Five hundred roses. Where was I supposed to put five hundred roses? On top of the cooler? Inside the pot of Egusi?
He was trying to drown me in flowers just like he tried to drown me in attention.
"Madam," Uncle Dele said, chewing on a toothpick. "That neighbor of yours is trying very hard o. Roses are expensive."
"I cannot cook roses Uncle," I snapped. I banged a pot onto the stove. "And I cannot eat apologies."
"But he bought you the generator."
"That was a bet," I said. "He lost. He paid. That is business. This..." I waved my hand at the street where the flower van had just left. "This is manipulation."
I missed him.
God help me I missed him.
I missed the way he leaned against my counter. I missed the way he looked at me when I was cooking. I missed ChefX’s late-night messages telling me I was doing a good job.
But every time I thought about him I remembered the humiliation. I remembered sitting in that bar pouring my heart out to a ghost while he sat across from me and watched.
He had seen me naked. Not my body. My soul. And he hadn't shown me his.
"He lied to me Uncle," I whispered. "He made me feel like a fool."
Uncle Dele looked at me wisely. "Sometimes men lie because they are bad. Sometimes they lie because they are scared. You have to decide which one he is."
I didn't want to decide. I just wanted to be angry.
I closed the shop early. I walked out to lock the gate.
Tunde was standing there.
He wasn't holding flowers. He wasn't wearing a suit. He was wearing jeans and a t-shirt. He looked tired.
"Go away, Tunde," I said. I didn't look at him.
"I took the flowers back," he said quietly. "It was a stupid idea. I’m sorry."
"You are always sorry. And you are always rich. Do you think you can just throw money at me until I forget?"

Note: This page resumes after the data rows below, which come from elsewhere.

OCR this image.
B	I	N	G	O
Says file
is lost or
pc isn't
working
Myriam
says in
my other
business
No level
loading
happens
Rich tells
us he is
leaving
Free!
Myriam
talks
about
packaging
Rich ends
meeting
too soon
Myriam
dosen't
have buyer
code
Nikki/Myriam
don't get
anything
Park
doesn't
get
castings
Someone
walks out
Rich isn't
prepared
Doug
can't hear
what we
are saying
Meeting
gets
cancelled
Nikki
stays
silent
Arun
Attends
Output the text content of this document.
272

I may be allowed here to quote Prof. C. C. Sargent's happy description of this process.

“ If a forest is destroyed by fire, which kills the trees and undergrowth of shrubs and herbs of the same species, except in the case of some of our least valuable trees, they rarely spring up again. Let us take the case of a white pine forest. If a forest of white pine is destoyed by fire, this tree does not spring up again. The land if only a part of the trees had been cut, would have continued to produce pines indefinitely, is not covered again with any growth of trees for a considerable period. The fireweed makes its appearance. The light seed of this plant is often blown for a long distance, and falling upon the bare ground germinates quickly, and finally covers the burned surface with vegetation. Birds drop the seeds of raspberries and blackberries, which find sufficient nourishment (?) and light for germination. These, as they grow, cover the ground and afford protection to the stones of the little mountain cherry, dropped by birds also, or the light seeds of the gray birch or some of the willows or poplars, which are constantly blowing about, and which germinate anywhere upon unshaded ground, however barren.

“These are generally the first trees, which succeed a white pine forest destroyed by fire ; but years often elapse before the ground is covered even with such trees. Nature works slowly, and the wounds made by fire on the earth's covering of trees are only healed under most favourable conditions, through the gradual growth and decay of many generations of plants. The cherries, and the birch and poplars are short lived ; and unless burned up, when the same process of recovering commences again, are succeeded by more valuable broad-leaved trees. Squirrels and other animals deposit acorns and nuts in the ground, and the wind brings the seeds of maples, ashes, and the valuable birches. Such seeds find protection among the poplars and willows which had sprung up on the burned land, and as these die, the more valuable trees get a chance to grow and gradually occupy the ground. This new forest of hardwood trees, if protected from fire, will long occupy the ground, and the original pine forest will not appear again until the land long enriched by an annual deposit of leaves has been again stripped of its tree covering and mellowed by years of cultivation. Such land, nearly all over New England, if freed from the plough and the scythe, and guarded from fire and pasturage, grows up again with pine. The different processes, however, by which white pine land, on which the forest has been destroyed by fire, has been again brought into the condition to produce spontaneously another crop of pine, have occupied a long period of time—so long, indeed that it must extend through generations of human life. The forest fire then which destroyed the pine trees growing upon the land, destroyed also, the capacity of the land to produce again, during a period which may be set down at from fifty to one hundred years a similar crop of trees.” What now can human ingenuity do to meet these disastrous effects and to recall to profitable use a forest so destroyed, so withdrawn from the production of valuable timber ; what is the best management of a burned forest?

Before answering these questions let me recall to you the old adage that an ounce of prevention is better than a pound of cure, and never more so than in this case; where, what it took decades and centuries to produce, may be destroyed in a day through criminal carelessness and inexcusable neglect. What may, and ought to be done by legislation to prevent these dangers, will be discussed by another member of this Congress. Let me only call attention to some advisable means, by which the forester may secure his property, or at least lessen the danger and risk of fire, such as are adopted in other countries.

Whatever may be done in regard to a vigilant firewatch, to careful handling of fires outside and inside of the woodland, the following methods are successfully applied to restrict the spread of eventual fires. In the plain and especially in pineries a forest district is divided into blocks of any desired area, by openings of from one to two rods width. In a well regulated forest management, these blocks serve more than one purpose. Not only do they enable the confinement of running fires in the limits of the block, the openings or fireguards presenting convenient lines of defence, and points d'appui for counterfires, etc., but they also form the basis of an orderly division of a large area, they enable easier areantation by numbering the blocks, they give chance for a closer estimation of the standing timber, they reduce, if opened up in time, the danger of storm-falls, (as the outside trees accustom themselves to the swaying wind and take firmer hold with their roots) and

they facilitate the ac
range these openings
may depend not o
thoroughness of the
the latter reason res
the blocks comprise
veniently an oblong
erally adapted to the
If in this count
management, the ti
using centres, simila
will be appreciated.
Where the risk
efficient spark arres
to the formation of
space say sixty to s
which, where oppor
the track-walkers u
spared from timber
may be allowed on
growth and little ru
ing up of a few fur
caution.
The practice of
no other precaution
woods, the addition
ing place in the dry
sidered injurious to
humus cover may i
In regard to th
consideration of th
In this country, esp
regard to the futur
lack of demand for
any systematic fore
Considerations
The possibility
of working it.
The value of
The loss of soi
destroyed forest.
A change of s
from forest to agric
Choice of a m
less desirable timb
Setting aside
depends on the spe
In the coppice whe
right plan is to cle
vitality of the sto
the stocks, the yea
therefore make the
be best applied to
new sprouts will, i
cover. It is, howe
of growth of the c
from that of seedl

"No," he said. "It’s not that. I just... I don't know what else to do. I don't know how to reach you."
"You can't reach me," I said. I locked the padlock with a loud click. "You lost that privilege."
I turned to leave.
"I missed you today," he said. His voice stopped me. "I burned the béchamel sauce because I was looking at your window."
I squeezed my eyes shut. I wouldn't let him charm me.
"That sounds like a waste of ingredients," I said coldly.
"It was," he agreed. "Amara please. Just tell me what to do. Tell me what I have to do to make you look at me again."
I turned around. I looked him in the eye.
"You want to know what to do?" I asked.
"Yes. Anything."
"Stop being the Billionaire Chef," I said. "Stop buying things. Stop sending your staff to run errands. Stop hiding behind your money and your phone."
I stepped closer to him.
"You said you wanted to show me you could fit in my world? Then fit in it. Without the safety net. Without the wallet. Without the lies."
I pointed at the ground between us.
"Until you can stand here as just a man I have nothing to say to you."
I turned and walked away. I felt his eyes on my back burning hotter than the sun. But this time I didn't look back.